Born in Lubbock, Texas, he spent much of his late teens and 20s as a singer- songwriter, ping-ponging his way across the country playing his heart out in dive bars and backyards and anywhere else that would have him. But he soon realized that he was denying his first love: film. He put the positive energy he had put into his music career into film, and into just a year after making his first short film, Clementine, he’s already winning awards for Best Actor, Best In Show, and Judges Choice.
If you haven’t seen Clementine already, do yourself a favor and watch it immediately. Originally written as an excuse for Aaron to have more variety in his acting reel, its easy to see why its sly take on mental health (with a heck of a closing scene) has been winning audiences and judges over.
Describe yourself in 28 words or less. I am an actor, screenwriter, director and producer, with a focus mostly on comedic stories with heart, though I love being a part of a variety of projects.
What interested you in filmmaking / what you specialize in? I have always loved film. Since I saw E.T. for the first time as a kid, I’ve wanted to be a part of it. There are few artistic avenues that give an artist as much room and opportunity to reach people, and film, at least to me, is the one that offers the most immense possibilities to do so.
Why Austin? Austin is such a great town for artists. I’ve always loved the Hill Country of Texas and it’s always been a dream to raise a family here. I, honestly, couldn’t think of a better place to begin my journey as a filmmaker than here in Austin. I’m loving the community and the opportunities here. It’s an all-around magical place.
Tell us more about Clementine. Originally, the concept of the film came about because, as an actor, I was finding it hard to get good roles because I didn’t have a great film reel, but I couldn’t get a great film reel without great roles. A catch-22. I decided I would, essentially, make a film that allowed me to show some range so that my reel could look better. I didn’t want to just make a bad film, and I didn’t want to make a Nutty Professor Eddie Murphy thing where I play all the characters for no reason. So, I wrote something a little different. If that makes sense. I called my buddy from Kansas City, Ross Wooten, and he brought some equipment, and we shot it together. After shooting and editing, we realized we had something kind of special. So we started submitting to festivals. Which was not our initial goal. But I’m so glad we did as it’s been doing really well so far.

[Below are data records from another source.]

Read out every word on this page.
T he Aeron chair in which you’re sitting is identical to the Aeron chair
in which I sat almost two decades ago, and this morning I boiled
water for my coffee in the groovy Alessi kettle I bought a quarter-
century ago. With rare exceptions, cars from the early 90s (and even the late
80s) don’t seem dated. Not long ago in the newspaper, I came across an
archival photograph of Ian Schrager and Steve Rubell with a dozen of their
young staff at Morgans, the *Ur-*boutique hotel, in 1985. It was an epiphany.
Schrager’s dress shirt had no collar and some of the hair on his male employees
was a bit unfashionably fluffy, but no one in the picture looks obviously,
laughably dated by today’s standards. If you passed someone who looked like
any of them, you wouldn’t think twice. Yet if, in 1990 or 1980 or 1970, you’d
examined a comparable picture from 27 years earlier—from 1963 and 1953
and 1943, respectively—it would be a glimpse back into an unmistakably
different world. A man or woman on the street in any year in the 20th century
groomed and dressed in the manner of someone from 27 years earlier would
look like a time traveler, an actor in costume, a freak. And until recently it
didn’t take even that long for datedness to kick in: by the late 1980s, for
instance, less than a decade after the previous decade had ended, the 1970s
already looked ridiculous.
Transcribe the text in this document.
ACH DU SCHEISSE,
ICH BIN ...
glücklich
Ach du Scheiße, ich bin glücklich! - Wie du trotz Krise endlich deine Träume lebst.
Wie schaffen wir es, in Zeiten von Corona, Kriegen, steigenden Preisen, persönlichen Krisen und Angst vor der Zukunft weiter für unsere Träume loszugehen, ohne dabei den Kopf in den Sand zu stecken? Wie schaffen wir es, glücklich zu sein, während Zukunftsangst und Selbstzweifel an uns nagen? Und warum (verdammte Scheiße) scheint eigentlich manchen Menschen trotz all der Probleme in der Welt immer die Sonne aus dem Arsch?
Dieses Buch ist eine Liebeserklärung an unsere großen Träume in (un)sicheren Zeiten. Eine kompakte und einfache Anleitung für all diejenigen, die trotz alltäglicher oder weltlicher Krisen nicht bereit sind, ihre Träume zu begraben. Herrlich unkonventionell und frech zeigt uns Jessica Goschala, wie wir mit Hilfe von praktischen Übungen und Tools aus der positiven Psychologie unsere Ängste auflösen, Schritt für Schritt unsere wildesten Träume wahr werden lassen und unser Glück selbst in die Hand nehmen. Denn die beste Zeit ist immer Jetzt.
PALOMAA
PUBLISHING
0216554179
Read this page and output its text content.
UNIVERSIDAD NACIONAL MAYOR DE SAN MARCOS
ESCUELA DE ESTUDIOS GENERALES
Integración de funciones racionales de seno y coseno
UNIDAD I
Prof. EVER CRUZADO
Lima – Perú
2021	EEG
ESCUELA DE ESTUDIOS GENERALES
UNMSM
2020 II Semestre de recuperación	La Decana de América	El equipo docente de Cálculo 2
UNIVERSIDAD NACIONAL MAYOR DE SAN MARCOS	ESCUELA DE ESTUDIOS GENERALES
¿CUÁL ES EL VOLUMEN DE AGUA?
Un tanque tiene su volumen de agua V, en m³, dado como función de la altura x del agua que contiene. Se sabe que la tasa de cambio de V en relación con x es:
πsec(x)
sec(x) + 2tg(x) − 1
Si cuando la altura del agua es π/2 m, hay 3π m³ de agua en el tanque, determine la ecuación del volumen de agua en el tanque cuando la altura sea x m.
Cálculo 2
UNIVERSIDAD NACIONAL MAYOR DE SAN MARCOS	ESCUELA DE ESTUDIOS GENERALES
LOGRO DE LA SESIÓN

What projects do you have coming up, and where do you go from here? I am simply focused on being a part in making films with stories that I feel connected to, and people I love working with. But, even more than that, I want to work on projects that promote and encourage more women filmmakers, more diverse stories from all kinds of perspectives, as well as casts and crews that reflect the changing dynamics of the culture as a whole, so all types of people feel they have a place at the table and that their own unique experiences are represented well. I am also very excited about my next short project that I’m currently in pre-production for. It’s a dark comedy in the style of a Twilight Zone episode.